Levels of body fat associated with risk of breast cancer in postmenopausal women


"We found that excess body fat in postmenopausal people with a normal body mass index is associated with a doubling of the risk of estrogen-dependent breast cancer," said Dr. Andrew Dannenberg, one of the authors of the study. director of cancer prevention at the Sandra Cancer Center and Edward Meyer of Weill Cornell Medicine.
The American Cancer Society states that estrogen-dependent cancers, called ER-positive breast cancer in the study, occur when the receptor proteins in the cells bind to the estrogen hormone and depend on it to grow.
The researchers studied 3,460 American women between the ages of 50 and 79 who went through menopause. Women were part of the Women's Health Initiative and had their body composition measured at the beginning of the program, Dannenberg said. Of these women, 146 developed ER-positive breast cancer, and the researchers looked for a relationship between excess body fat and the development of this type of cancer.

They found that an increase of 5 kg (11 pounds) in body fat mass was associated with an increased risk of 35% of this type of breast cancer. A 5-kilogram increase in fat mass in the trunk was associated with a 56% increase in risk.

The fat in the trunk is "defined by the fat contained in the trunk, in addition to the head and limbs," according to the study.

The study also found that for invasive breast cancer that has spread to surrounding breast tissue, a 5-kilogram increase in body fat mass was linked to a 28% increase in risk.
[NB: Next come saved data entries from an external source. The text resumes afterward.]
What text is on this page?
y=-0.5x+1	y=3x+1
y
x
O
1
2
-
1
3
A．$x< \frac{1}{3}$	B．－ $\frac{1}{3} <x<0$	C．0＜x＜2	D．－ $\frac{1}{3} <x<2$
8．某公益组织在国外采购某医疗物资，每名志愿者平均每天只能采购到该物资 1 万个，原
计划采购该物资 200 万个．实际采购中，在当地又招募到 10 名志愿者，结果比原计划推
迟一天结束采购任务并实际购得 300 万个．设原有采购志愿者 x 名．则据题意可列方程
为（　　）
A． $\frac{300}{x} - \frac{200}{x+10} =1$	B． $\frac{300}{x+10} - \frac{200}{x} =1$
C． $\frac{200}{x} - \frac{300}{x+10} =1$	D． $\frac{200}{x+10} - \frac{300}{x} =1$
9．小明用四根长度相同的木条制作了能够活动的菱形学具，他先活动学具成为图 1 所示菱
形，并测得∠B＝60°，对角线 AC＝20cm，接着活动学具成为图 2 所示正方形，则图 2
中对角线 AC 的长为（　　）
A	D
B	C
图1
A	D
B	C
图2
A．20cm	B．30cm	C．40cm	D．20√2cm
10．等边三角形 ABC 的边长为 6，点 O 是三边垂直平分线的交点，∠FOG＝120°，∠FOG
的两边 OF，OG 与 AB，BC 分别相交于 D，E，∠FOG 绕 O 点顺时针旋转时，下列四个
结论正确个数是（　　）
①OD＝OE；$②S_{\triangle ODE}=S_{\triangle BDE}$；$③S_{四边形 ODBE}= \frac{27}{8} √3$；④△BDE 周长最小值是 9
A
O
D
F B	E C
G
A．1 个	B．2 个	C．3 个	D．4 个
The same increase in trunk fat was associated with a 46% increase in the risk of invasive breast cancer.

"The main conclusion is that having excess body fat, even when you have a normal body mass index, is associated with an increased risk of breast cancer," said Dannenberg.

A person's BMI is calculated by a formula involving its height and weight; a "normal" BMI is considered between 18.5 and 24.9, according to the study.
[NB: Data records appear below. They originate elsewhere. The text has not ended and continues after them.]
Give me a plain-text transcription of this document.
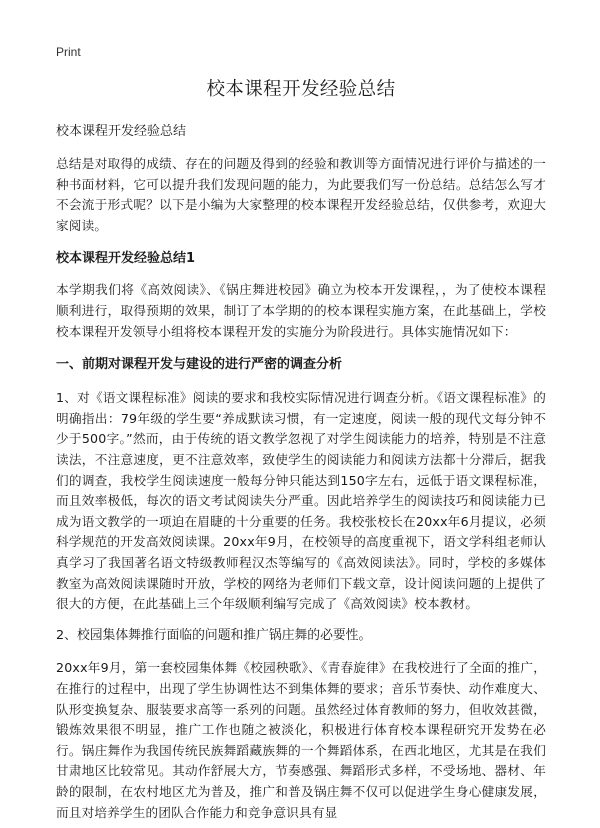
Print
校本课程开发经验总结

校本课程开发经验总结

总结是对取得的成绩、存在的问题及得到的经验和教训等方面情况进行评价与描述的一种书面材料，它可以提升我们发现问题的能力，为此要我们写一份总结。总结怎么写才不会流于形式呢？以下是小编为大家整理的校本课程开发经验总结，仅供参考，欢迎大家阅读。

校本课程开发经验总结1

本学期我们将《高效阅读》、《锅庄舞进校园》确立为校本开发课程，，为了使校本课程顺利进行，取得预期的效果，制订了本学期的的校本课程实施方案，在此基础上，学校校本课程开发领导小组将校本课程开发的实施分为阶段进行。具体实施情况如下：

一、前期对课程开发与建设的进行严密的调查分析

1、对《语文课程标准》阅读的要求和我校实际情况进行调查分析。《语文课程标准》的明确指出：79年级的学生要“养成默读习惯，有一定速度，阅读一般的现代文每分钟不少于500字。”然而，由于传统的语文教学忽视了对学生阅读能力的培养，特别是不注意读法，不注意速度，更不注意效率，致使学生的阅读能力和阅读方法都十分滞后，据我们的调查，我校学生阅读速度一般每分钟只能达到150字左右，远低于语文课程标准，而且效率极低，每次的语文考试阅读失分严重。因此培养学生的阅读技巧和阅读能力已成为语文教学的一项迫在眉睫的十分重要的任务。我校张校长在20xx年6月提议，必须科学规范的开发高效阅读课。20xx年9月，在校领导的高度重视下，语文学科组老师认真学习了我国著名语文特级教师程汉杰等编写的《高效阅读法》。同时，学校的多媒体教室为高效阅读课随时开放，学校的网络为老师们下载文章，设计阅读问题的上提供了很大的方便，在此基础上三个年级顺利编写完成了《高效阅读》校本教材。

2、校园集体舞推行面临的问题和推广锅庄舞的必要性。

20xx年9月，第一套校园集体舞《校园秧歌》、《青春旋律》在我校进行了全面的推广，在推行的过程中，出现了学生协调性达不到集体舞的要求；音乐节奏快、动作难度大、队形变换复杂、服装要求高等一系列的问题。虽然经过体育教师的努力，但收效甚微，锻炼效果很不明显，推广工作也随之被淡化，积极进行体育校本课程研究开发势在必行。锅庄舞作为我国传统民族舞蹈藏族舞的一个舞蹈体系，在西北地区，尤其是在我们甘肃地区比较常见。其动作舒展大方，节奏感强、舞蹈形式多样，不受场地、器材、年龄的限制，在农村地区尤为普及，推广和普及锅庄舞不仅可以促进学生身心健康发展，而且对培养学生的团队合作能力和竞争意识具有显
The researchers also analyzed blood data obtained at the beginning of the Women's Health Initiative for other factors that are known to play a role in the development of breast cancer, such as the elevation of insulin molecules.

The results "highlight the importance of research that differentiates the contributions of body size, body composition and metabolic profiles to the risk of breast cancer," Drs. Isabel Pimentel, Ana Elisa Lohmann and Pamela J. Goodwin wrote in an accompanying editorial of the study.

Editorial authors also point out that other researchers have examined the subject with different results and note that "these observations suggest that components of metabolic health, rather than the presence of the complete metabolic syndrome, may contribute to the risk of breast cancer."

How much a decade of obesity increases the risk of cancer
A strong point of research by Hoda Anton-Culver, illustrious professor of the Department of Medicine at the University of California at Irvine, was the analysis of body location of fat levels.

"I think it's a good step forward that leads us to look at BMI as an indicator of obesity to actually look at the specific location of fat concentration in the body," said Anton-Culver, who was not involved in the research.

Scientists knew there was an association between obesity and cancer, but Anton-Culver says the new study takes the research beyond that general association.

"They say correctly in the summary, that obesity is associated with breast cancer, but more specifically, obesity around the abdomen is more specific to this association," she said.

Although Anton-Culver thinks the research is strong, she pointed out that she only looked at a specific cancer.

"I do not know if we look at the same problems with other cancers as the result, what will it be, is specific for breast cancer?" she said. "We need to ask that question next, because obesity is a risk factor for other cancers."